Speaker
Description
Interaction vertex imaging in an imaging method relying on detection of secondary particles created by beam interactions in the target. This method is believed to be viable for tracking dose deposition in patients undergoing heavy-ion radiotherapy. We investigated the impact of two key reconstruction algorithms on image accuracy: a single-particle-and-beam method, as proposed by previous work, and a triangulation approach believed to achieve greater accuracy than previously-examined techniques. Using Geant4, we simulated fragmentation and secondary particle production by a 145 MeV/u 12C beam with Gaussian distribution (FWHM = 5mm) in a water target, collecting data on particles exiting in a forward direction using thin silicon detectors. The best vertex accuracy was observed using triangulation reconstruction with the incoming beam and two coincident secondary particles.

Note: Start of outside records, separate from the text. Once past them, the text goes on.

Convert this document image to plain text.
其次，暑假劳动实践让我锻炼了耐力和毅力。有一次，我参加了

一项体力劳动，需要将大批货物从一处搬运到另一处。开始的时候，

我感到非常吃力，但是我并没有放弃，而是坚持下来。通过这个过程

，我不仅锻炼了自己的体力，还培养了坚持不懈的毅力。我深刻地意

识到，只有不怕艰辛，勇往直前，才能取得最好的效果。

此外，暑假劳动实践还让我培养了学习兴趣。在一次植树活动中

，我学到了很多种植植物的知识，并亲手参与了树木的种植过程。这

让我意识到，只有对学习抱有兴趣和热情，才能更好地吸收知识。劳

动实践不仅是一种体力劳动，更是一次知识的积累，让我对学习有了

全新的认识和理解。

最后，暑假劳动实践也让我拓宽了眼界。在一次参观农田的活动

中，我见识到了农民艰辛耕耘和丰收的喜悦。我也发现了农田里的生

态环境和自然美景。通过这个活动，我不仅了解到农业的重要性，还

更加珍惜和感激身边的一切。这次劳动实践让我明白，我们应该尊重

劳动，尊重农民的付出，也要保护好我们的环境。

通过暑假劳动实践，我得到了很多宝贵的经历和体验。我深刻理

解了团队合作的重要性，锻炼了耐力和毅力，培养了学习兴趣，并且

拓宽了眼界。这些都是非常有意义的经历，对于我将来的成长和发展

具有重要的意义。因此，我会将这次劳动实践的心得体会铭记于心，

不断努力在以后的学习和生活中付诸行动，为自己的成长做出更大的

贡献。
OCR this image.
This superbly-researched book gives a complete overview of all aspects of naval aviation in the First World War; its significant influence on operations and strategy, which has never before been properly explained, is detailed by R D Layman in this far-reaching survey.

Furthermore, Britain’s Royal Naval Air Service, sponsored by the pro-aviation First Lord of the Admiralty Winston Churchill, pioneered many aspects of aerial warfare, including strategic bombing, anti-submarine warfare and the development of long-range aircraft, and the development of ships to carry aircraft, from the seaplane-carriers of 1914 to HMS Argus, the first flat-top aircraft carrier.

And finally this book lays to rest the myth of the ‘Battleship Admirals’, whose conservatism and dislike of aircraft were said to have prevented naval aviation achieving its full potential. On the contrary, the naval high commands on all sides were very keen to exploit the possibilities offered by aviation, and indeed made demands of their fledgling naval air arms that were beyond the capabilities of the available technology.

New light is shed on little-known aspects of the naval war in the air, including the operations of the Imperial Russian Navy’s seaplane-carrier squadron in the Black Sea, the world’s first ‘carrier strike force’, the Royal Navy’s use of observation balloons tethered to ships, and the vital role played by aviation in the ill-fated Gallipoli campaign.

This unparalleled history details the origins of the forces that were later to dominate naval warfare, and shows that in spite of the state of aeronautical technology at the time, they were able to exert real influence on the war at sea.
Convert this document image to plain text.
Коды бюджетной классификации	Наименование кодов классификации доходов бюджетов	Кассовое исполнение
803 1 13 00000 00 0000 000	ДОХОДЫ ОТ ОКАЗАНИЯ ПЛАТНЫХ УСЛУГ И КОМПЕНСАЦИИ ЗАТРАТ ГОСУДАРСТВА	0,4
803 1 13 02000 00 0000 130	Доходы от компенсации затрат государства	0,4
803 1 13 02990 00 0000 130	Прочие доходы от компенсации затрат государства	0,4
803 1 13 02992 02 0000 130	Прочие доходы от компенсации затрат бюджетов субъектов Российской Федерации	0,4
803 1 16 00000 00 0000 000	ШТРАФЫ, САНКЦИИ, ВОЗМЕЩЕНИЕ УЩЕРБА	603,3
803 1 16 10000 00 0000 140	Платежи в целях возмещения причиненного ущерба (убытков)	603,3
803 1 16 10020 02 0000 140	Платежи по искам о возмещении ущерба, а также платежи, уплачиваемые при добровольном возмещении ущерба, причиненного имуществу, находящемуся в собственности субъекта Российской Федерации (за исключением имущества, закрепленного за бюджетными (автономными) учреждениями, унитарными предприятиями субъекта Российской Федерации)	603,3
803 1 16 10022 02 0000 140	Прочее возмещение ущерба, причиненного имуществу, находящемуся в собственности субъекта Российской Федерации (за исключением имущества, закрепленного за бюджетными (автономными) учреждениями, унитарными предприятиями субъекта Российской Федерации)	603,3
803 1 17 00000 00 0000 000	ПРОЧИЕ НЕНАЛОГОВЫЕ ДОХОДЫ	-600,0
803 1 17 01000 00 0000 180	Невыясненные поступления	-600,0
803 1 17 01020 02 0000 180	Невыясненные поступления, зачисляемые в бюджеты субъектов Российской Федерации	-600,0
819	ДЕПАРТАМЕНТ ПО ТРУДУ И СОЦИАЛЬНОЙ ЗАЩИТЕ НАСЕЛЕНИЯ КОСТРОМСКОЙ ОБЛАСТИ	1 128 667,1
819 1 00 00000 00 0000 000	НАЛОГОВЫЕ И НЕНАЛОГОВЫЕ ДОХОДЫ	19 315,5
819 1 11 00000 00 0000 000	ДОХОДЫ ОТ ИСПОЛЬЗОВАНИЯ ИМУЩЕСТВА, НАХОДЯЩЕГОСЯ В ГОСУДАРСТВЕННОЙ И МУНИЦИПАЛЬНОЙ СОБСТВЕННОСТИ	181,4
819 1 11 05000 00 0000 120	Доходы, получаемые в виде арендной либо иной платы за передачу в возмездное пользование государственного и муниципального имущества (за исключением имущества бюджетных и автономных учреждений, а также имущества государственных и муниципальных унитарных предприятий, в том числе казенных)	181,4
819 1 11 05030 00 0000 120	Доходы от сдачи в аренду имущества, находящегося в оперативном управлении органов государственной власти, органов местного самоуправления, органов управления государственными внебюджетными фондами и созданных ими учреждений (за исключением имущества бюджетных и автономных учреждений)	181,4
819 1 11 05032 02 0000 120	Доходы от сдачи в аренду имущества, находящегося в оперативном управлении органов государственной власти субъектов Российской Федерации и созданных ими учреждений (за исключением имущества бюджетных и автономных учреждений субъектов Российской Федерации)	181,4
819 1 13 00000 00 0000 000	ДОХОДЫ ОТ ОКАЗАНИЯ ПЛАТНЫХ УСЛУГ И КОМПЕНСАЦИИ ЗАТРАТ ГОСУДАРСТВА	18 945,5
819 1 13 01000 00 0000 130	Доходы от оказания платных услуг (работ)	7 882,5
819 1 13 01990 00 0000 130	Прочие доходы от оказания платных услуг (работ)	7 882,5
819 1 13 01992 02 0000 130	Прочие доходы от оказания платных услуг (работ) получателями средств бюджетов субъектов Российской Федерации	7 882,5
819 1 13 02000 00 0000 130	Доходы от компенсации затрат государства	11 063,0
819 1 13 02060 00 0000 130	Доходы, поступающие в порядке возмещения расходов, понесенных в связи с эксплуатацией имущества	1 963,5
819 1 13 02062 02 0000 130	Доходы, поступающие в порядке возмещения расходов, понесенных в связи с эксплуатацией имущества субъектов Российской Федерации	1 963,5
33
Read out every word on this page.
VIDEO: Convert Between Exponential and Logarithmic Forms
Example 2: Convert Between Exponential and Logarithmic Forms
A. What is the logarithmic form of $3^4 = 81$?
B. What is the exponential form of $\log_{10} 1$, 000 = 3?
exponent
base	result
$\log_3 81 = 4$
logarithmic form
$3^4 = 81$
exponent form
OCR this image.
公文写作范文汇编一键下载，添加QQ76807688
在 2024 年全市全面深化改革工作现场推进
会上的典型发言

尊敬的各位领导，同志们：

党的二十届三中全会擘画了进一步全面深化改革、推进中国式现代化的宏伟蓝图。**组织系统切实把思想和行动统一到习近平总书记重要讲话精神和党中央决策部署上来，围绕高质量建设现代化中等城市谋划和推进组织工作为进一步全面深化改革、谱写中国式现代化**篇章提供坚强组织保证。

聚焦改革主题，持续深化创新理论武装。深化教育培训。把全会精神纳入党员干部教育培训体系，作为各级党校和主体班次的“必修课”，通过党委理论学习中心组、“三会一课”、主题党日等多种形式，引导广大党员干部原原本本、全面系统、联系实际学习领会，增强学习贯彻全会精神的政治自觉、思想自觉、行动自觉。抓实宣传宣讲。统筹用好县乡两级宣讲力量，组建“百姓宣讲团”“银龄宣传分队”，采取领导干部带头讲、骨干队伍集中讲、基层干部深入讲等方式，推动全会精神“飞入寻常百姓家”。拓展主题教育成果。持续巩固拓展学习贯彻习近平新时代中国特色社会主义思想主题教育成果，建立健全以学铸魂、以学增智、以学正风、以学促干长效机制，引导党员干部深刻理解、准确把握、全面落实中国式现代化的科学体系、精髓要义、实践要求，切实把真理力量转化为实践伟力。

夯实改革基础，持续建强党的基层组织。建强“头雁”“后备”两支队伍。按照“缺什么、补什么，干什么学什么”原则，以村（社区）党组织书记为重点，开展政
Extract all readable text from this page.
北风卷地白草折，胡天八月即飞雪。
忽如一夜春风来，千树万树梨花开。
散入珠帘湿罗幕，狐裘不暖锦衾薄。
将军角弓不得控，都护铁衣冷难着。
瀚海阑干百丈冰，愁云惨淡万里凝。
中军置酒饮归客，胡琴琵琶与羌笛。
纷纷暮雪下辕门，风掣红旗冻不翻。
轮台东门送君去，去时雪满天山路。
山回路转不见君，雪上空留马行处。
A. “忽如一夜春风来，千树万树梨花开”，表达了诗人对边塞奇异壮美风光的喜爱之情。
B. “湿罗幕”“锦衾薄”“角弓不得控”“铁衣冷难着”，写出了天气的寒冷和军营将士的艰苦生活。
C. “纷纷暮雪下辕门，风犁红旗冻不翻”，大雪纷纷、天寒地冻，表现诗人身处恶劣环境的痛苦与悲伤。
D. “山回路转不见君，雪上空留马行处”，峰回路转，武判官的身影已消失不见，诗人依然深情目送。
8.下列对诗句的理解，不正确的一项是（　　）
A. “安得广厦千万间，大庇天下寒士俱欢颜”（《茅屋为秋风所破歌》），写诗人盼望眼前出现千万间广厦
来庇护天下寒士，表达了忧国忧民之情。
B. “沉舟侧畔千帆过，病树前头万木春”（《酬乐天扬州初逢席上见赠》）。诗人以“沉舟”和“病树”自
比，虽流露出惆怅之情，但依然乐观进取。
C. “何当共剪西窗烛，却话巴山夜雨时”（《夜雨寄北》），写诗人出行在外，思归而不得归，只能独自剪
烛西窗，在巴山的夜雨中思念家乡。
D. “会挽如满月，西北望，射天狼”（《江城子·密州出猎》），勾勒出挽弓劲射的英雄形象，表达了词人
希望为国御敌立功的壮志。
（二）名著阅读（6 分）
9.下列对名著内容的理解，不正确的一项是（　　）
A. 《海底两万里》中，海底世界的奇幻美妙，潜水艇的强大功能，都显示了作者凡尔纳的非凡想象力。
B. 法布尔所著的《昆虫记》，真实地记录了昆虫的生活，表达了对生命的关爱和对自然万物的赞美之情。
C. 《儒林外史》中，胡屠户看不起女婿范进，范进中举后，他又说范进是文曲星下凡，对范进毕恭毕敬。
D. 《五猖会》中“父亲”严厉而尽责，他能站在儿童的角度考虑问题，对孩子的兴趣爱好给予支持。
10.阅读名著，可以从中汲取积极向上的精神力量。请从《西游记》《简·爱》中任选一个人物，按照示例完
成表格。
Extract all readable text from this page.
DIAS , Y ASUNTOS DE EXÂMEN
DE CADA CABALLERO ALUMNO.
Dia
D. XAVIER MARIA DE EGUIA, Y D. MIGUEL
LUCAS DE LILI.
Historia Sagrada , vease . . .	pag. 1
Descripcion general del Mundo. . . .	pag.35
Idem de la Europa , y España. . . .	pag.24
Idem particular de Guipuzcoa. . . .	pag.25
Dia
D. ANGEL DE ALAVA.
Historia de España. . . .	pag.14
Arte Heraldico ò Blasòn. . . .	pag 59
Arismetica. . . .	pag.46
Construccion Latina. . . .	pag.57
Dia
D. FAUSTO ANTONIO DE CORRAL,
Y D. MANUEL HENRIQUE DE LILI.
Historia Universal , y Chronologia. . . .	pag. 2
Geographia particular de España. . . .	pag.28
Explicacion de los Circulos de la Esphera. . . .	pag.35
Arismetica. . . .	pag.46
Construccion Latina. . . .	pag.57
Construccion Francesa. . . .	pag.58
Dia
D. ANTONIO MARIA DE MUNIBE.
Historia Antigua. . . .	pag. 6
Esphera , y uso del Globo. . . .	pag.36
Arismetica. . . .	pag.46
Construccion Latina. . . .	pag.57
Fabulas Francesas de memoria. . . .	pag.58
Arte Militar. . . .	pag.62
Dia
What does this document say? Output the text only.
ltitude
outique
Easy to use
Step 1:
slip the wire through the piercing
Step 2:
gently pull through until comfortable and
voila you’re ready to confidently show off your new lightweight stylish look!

Accuracy was further improved by considering only particles detected more than 45 degrees from the beam axis, and with incident energy above 40 MeV for use in the reconstruction algorithm. Under these criteria, reconstructed vertices displayed an error of just over 2mm, with close to 90% directly corresponding to beam interactions in the target. Recent developments include further improvements in accuracy using narrower beams (FWHM = 1mm), and implementation of a human phantom in Geant4 based on CT scan data, in preparation for testing in more medically-relevant scenarios.